今までは大叔母の好意に甘えていたが、大叔母も傘寿が近い。これを機に一番若い孫娘へ管理を委ねたいのだろう。
少し考えてから、私は口を開いた。
「お祖父ちゃんの家を修理するなら、部分的に作り替えても良い?」
「作り替える…リフォームするってこと?」
「ちゃんと専門的な所は大工さんにお願いするけど、トイレとかあのままだとお母さんもユキおばさんも大変だから」
実際、私も使いづらい。
祖父の家は昭和初期に改築された。
それ以前は茅葺き屋根に木造平屋で、周りに畑と田んぼがあったらしい。その頃は離れにある五右衛門風呂も現役だった。
トイレはその後、水洗へ改修されたらしいが、和式で床は玉タイルというレトロな仕様になっている。
普段から洋式を使い慣れている母と私、高齢の大叔母には使い勝手が悪い。
今回のことがなくても、大叔母に押し付けたままではいられない。
あの家は私にとっても、祖父との思い出がつまった大切な場所なのだ。その存続が私に委ねられるなら後悔はしたくない。

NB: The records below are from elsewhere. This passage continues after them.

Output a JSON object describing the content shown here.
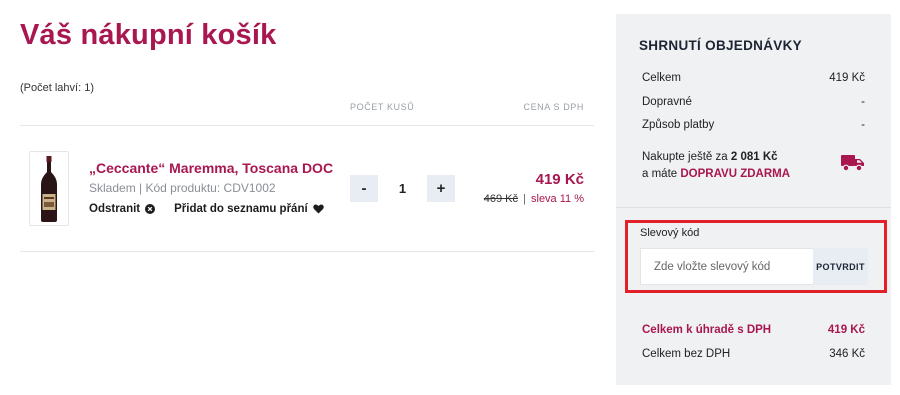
{
  "cart": {
    "title": "Váš nákupní košík",
    "bottle_count": "(Počet lahví: 1)",
    "columns": {
      "quantity": "POČET KUSŮ",
      "price": "CENA S DPH"
    },
    "items": [
      {
        "name": "„Ceccante“ Maremma, Toscana DOC",
        "meta": "Skladem | Kód produktu: CDV1002",
        "remove_label": "Odstranit",
        "wishlist_label": "Přidat do seznamu přání",
        "quantity": "1",
        "minus_label": "-",
        "plus_label": "+",
        "price": "419 Kč",
        "old_price": "469 Kč",
        "separator": "|",
        "discount": "sleva 11 %"
      }
    ]
  },
  "summary": {
    "title": "SHRNUTÍ OBJEDNÁVKY",
    "rows": [
      {
        "label": "Celkem",
        "value": "419 Kč"
      },
      {
        "label": "Dopravné",
        "value": "-"
      },
      {
        "label": "Způsob platby",
        "value": "-"
      }
    ],
    "free_shipping": {
      "line1_prefix": "Nakupte ještě za",
      "line1_amount": "2 081 Kč",
      "line2_prefix": "a máte",
      "line2_strong": "DOPRAVU ZDARMA"
    },
    "coupon": {
      "label": "Slevový kód",
      "placeholder": "Zde vložte slevový kód",
      "button": "POTVRDIT"
    },
    "total_with_vat": {
      "label": "Celkem k úhradě s DPH",
      "value": "419 Kč"
    },
    "total_without_vat": {
      "label": "Celkem bez DPH",
      "value": "346 Kč"
    }
  },
  "colors": {
    "brand": "#a8174f",
    "panel": "#eff1f3",
    "highlight": "#e1202a"
  },
  "icons": [
    "wine-bottle-icon",
    "remove-x-icon",
    "heart-icon",
    "truck-icon"
  ]
}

それに、自分の人生設計がまだイメージ出来なくても、結婚できなかった時に備えて一人で住む所は必要だと思う。
それならば、祖父の家を直すときに少しでも住みやすく作り替えて老後に備えたい。
「大丈夫、人件費を安くするために私も手伝うから」
唖然とする母に、決意を伝えた。
大工仕事は、学校へ行かなくなる前の夏休みの工作以来だ。不安はあるが専門の人が来てくれるなら指導してもらおう。
唐突なDIYデビューだった。
正午に更新したいと思っておりましたが、遅くなってしまいました。